Hundreds of additional data points range from the entertaining (the future superpower people would most want? Teleportation!) to deeply profound (almost everyone would like to be buried in a pod to grow into a tree), as well as overarching trends (most people anticipate living longer in the future, but not with fewer worries) that reveal how visitors are thinking about the world to come. 

By sharing these insights widely, AIB hopes to offer an example of how museums and cultural organizations can work closely with think tanks, designers, and other research entities to create a measurable impact far beyond an individual exhibition.  

“The large-scale data and unprecedented insights about the futures that people want that has been generated by ‘FUTURES’ is invaluable,” said Jane McGonigal, future forecaster, and director of Game Research and Development at IFTF. “We know that most young people today feel anxious about their futures and the fate of humanity. We urgently need to revitalize our social imagination to create believable images of positive futures collectively. We need powerful new images, stories, and possible paths forward that represent a world we want to live in, futures we would be empowered by, excited by, and healed by. These ‘FUTURES’ insights can help community leaders and future-focused organizations like the Institute for the Future understand what visions of the future are most likely to cultivate a sense of realistic hope and the agency to act today to make a better world.” 
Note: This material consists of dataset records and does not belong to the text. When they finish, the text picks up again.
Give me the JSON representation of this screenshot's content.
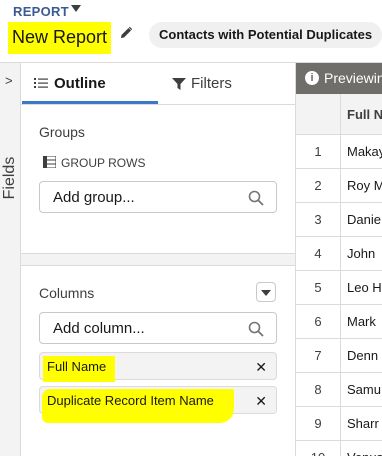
{
  "header": {
    "report_label": "REPORT",
    "title": "New Report",
    "report_type": "Contacts with Potential Duplicates"
  },
  "fields_rail": {
    "label": "Fields",
    "chevron": "chevron-right-icon"
  },
  "tabs": [
    {
      "label": "Outline",
      "icon": "list-icon",
      "active": true
    },
    {
      "label": "Filters",
      "icon": "funnel-icon",
      "active": false
    }
  ],
  "groups": {
    "title": "Groups",
    "group_rows_label": "GROUP ROWS",
    "add_placeholder": "Add group..."
  },
  "columns": {
    "title": "Columns",
    "add_placeholder": "Add column...",
    "items": [
      "Full Name",
      "Duplicate Record Item Name"
    ]
  },
  "preview": {
    "banner": "Previewing",
    "column_header": "Full N",
    "rows": [
      {
        "num": "1",
        "name": "Makay"
      },
      {
        "num": "2",
        "name": "Roy M"
      },
      {
        "num": "3",
        "name": "Danie"
      },
      {
        "num": "4",
        "name": "John"
      },
      {
        "num": "5",
        "name": "Leo H"
      },
      {
        "num": "6",
        "name": "Mark"
      },
      {
        "num": "7",
        "name": "Denn"
      },
      {
        "num": "8",
        "name": "Samu"
      },
      {
        "num": "9",
        "name": "Sharr"
      },
      {
        "num": "10",
        "name": "Venus"
      }
    ]
  },
  "colors": {
    "highlight": "#ffff00",
    "accent": "#3b78c6",
    "preview_bar": "#706e6b"
  }
}
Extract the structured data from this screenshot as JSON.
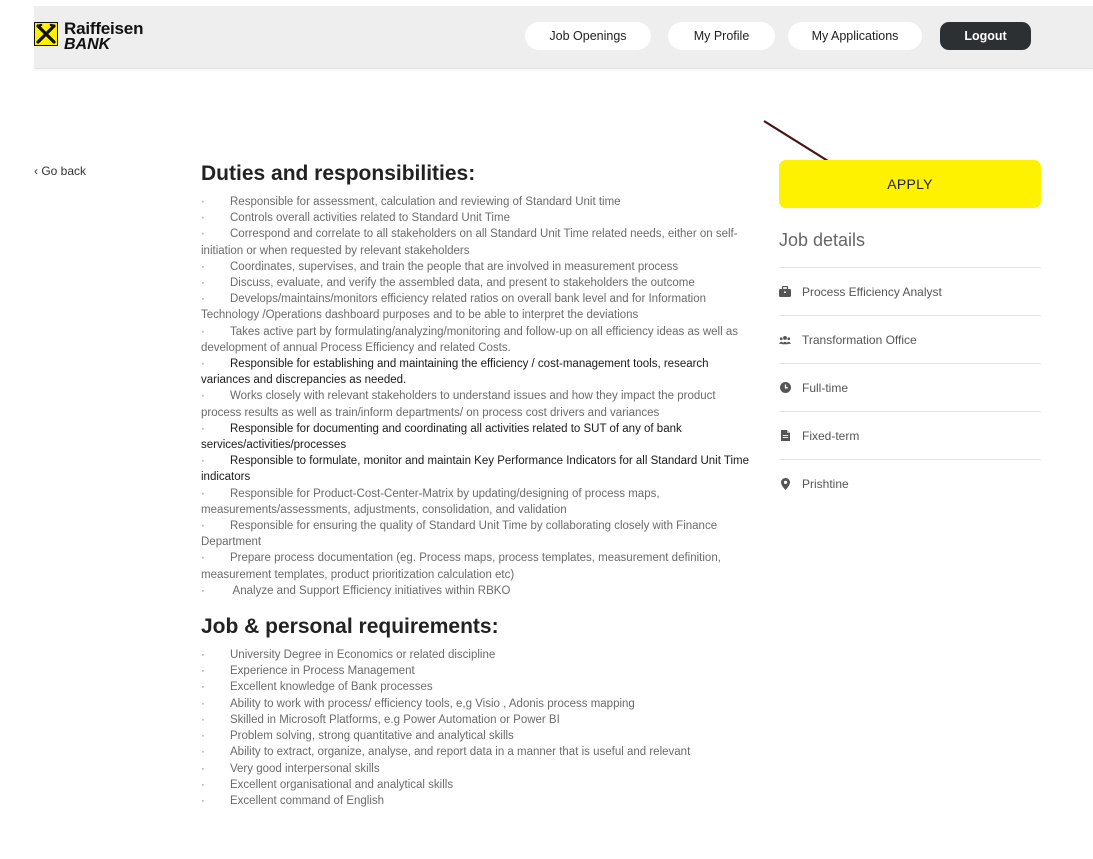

Data was sourced from questions visitors answered at the exhibition’s “FUTURES Beacons” digital kiosks designed by LAB at Rockwell Group with a script from IFTF, responses to the interactive central sculpture “me+you” by artist and architect Suchi Reddy, in-person visitor surveys and interviews, and handwritten “action cards” visitors filled out at the exit.

Additional support was provided by SoftBank Group Corp. and AWS.